"Hyla" nicefori
- Conservation status: Data Deficient (IUCN 3.1)

Scientific classification
- Kingdom: Animalia
- Phylum: Chordata
- Class: Amphibia
- Order: Anura
- Family: Hylidae
- Subfamily: Hylinae
- Genus: "Hyla"
- Species: "H." nicefori
- Binomial name: "Hyla" nicefori (Cochran & Goin, 1970)
- Synonyms: Cryptobatrachus nicefori Cochran & Goin, 1970 ; "|" Infante-Rivero, Rojas-Runjaic, and Barrio-Amorós, 2009 ;

= "Hyla" nicefori =

- Genus: "Hyla"
- Species: nicefori
- Authority: (Cochran & Goin, 1970)
- Conservation status: DD

Species of frog

"Hyla" nicefori, also known as the Colombian backpack frog, is a species of frog in the family Hylidae.

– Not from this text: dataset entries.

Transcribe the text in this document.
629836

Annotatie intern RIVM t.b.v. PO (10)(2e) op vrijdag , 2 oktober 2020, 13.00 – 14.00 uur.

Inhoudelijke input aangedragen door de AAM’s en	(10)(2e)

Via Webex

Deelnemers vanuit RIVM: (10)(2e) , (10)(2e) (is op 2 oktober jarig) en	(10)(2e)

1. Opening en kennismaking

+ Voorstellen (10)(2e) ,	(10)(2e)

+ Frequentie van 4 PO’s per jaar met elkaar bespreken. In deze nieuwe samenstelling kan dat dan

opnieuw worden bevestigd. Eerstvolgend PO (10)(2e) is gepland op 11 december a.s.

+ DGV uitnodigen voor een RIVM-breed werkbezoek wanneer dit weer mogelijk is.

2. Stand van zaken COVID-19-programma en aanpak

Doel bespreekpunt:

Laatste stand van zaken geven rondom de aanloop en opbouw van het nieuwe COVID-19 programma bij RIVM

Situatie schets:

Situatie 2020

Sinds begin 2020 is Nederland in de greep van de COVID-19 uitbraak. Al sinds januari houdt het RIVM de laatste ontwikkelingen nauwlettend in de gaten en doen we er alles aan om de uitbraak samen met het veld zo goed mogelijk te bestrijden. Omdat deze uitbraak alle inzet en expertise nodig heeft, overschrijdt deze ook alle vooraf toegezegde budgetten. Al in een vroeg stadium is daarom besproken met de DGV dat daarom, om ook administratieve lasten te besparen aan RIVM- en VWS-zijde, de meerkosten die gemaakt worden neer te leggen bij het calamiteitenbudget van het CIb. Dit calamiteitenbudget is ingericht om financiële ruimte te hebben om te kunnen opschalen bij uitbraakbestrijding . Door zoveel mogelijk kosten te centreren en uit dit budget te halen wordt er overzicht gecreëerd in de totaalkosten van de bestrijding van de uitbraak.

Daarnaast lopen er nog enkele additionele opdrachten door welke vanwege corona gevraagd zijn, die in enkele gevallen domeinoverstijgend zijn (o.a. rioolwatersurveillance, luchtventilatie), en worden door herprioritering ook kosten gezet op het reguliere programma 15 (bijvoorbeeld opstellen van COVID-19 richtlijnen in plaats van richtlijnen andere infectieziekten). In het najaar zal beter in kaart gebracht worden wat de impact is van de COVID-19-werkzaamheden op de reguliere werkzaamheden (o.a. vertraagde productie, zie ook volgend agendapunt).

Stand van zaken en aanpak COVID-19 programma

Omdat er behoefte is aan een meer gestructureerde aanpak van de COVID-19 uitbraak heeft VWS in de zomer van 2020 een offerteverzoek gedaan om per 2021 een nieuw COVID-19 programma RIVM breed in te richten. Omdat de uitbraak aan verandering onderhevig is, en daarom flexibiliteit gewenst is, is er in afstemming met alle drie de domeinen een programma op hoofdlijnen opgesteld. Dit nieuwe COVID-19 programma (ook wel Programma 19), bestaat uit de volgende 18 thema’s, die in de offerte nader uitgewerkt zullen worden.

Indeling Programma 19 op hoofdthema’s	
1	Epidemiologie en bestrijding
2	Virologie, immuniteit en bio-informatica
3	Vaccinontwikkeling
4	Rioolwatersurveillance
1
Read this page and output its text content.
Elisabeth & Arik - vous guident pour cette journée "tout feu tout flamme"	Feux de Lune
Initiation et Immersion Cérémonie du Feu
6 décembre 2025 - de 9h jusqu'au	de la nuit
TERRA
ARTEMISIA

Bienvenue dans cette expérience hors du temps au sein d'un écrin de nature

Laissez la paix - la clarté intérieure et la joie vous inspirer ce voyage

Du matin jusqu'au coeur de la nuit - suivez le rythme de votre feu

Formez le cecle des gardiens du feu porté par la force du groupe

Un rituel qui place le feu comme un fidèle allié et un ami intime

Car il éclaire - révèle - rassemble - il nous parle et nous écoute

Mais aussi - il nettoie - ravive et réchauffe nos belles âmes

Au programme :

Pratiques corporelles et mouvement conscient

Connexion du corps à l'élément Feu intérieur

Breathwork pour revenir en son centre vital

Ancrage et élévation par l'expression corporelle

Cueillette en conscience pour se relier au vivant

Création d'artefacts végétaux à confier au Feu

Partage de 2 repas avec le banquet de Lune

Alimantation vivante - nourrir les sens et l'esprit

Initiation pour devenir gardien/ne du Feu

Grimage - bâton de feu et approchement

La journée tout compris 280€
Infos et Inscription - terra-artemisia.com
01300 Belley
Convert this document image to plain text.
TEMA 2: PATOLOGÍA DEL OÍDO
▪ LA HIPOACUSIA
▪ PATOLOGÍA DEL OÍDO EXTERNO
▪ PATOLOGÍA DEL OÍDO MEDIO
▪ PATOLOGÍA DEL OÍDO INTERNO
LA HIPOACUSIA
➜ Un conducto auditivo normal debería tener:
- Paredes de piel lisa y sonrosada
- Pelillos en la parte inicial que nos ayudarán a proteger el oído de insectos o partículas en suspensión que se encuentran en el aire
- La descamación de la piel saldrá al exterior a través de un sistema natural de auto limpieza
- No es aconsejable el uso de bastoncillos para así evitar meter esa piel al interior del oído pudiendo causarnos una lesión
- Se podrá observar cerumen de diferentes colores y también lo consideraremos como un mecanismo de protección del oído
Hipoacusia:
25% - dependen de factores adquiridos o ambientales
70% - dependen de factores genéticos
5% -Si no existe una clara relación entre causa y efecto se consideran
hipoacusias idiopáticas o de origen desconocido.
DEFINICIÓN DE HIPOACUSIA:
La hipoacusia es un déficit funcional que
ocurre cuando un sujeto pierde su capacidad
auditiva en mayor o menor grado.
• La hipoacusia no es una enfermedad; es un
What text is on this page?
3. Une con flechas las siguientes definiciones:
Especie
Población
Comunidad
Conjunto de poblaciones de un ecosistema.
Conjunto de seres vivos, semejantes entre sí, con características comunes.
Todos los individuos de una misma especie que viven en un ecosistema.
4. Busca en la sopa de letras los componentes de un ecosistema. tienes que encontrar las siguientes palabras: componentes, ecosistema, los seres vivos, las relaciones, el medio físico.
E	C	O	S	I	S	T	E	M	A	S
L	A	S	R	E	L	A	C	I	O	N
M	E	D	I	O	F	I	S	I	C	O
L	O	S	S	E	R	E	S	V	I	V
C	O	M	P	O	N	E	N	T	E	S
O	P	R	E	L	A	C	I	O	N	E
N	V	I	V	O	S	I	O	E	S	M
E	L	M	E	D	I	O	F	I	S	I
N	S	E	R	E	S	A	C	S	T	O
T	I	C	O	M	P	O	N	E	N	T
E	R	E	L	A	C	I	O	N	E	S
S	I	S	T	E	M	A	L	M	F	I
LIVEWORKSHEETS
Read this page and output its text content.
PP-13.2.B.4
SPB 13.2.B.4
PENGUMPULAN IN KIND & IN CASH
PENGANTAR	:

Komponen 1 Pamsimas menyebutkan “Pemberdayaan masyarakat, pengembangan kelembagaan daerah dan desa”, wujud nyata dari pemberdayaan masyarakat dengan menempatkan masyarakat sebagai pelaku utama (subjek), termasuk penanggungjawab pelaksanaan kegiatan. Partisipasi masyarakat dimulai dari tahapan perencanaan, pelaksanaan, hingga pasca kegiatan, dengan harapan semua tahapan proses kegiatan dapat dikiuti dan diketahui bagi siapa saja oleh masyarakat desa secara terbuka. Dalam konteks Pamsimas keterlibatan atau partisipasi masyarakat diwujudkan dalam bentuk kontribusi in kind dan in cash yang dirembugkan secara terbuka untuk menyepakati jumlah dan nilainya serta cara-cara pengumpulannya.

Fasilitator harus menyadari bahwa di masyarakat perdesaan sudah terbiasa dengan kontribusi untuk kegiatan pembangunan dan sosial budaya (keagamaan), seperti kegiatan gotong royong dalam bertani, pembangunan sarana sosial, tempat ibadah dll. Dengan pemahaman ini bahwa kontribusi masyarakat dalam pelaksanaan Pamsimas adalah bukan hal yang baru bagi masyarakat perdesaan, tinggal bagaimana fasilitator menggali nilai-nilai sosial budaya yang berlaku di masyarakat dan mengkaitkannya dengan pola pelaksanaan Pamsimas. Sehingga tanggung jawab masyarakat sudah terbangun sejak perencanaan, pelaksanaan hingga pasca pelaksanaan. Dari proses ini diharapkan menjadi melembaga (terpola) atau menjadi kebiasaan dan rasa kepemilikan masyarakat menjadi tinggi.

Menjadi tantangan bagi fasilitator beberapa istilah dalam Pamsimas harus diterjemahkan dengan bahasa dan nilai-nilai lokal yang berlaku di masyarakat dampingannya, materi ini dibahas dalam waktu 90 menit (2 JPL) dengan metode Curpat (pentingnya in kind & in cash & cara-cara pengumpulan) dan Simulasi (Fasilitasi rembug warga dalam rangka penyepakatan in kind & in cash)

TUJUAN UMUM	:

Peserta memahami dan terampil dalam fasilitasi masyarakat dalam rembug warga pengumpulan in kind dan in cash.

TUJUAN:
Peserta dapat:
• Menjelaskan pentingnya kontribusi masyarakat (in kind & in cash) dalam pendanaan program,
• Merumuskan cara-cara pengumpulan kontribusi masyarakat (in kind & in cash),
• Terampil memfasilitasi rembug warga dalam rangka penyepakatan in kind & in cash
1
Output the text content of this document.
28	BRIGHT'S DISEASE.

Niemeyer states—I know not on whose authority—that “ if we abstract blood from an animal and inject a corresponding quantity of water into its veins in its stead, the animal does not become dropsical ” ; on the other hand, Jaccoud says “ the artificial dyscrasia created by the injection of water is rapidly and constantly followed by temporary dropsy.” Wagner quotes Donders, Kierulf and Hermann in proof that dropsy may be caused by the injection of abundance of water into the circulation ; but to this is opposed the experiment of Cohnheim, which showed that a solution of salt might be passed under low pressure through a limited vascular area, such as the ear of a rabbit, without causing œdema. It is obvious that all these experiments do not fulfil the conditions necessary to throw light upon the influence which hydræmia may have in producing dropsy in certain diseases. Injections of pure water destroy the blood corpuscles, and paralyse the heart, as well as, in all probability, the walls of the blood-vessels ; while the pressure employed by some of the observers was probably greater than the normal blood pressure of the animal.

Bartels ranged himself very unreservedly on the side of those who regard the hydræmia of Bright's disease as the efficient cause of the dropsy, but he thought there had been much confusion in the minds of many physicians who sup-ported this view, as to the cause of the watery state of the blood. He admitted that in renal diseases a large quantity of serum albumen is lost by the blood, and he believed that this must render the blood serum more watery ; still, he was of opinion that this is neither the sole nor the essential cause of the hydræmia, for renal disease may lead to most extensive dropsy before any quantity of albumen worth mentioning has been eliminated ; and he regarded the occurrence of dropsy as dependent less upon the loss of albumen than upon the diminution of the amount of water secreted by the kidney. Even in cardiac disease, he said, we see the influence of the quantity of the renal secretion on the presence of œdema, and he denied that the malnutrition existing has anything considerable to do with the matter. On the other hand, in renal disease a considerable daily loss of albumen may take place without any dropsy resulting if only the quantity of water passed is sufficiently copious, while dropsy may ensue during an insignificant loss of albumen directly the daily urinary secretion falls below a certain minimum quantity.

It is endemic to the border region between Boyacá and Casanare in Colombia and only known from the holotype. The name format, as used by the American Museum of Natural History's Amphibian Species of the World, indicates that while this species is temporarily kept in the hylid type genus Hyla, it belongs elsewhere in the family and will be reassigned pending a taxonomic resolution. It was originally placed in Cryptobatrachus (backpack frogs), but a later study revealed a number morphological differences showing that it is not in family Hemiphractidae (the family of Cryptobatrachus), instead pointing to it being a hylid frog, perhaps Hyloscirtus.

The only known record of the species is the type specimen that was collected in the 1940s and "Hyla" nicefori is rated as data deficient by the IUCN. There has been extensive habitat loss at the type locality, but habitat remains nearby. There have been no recent surveys for frogs in the region because of security problems, although (as of 2017) there were plans of a revisit.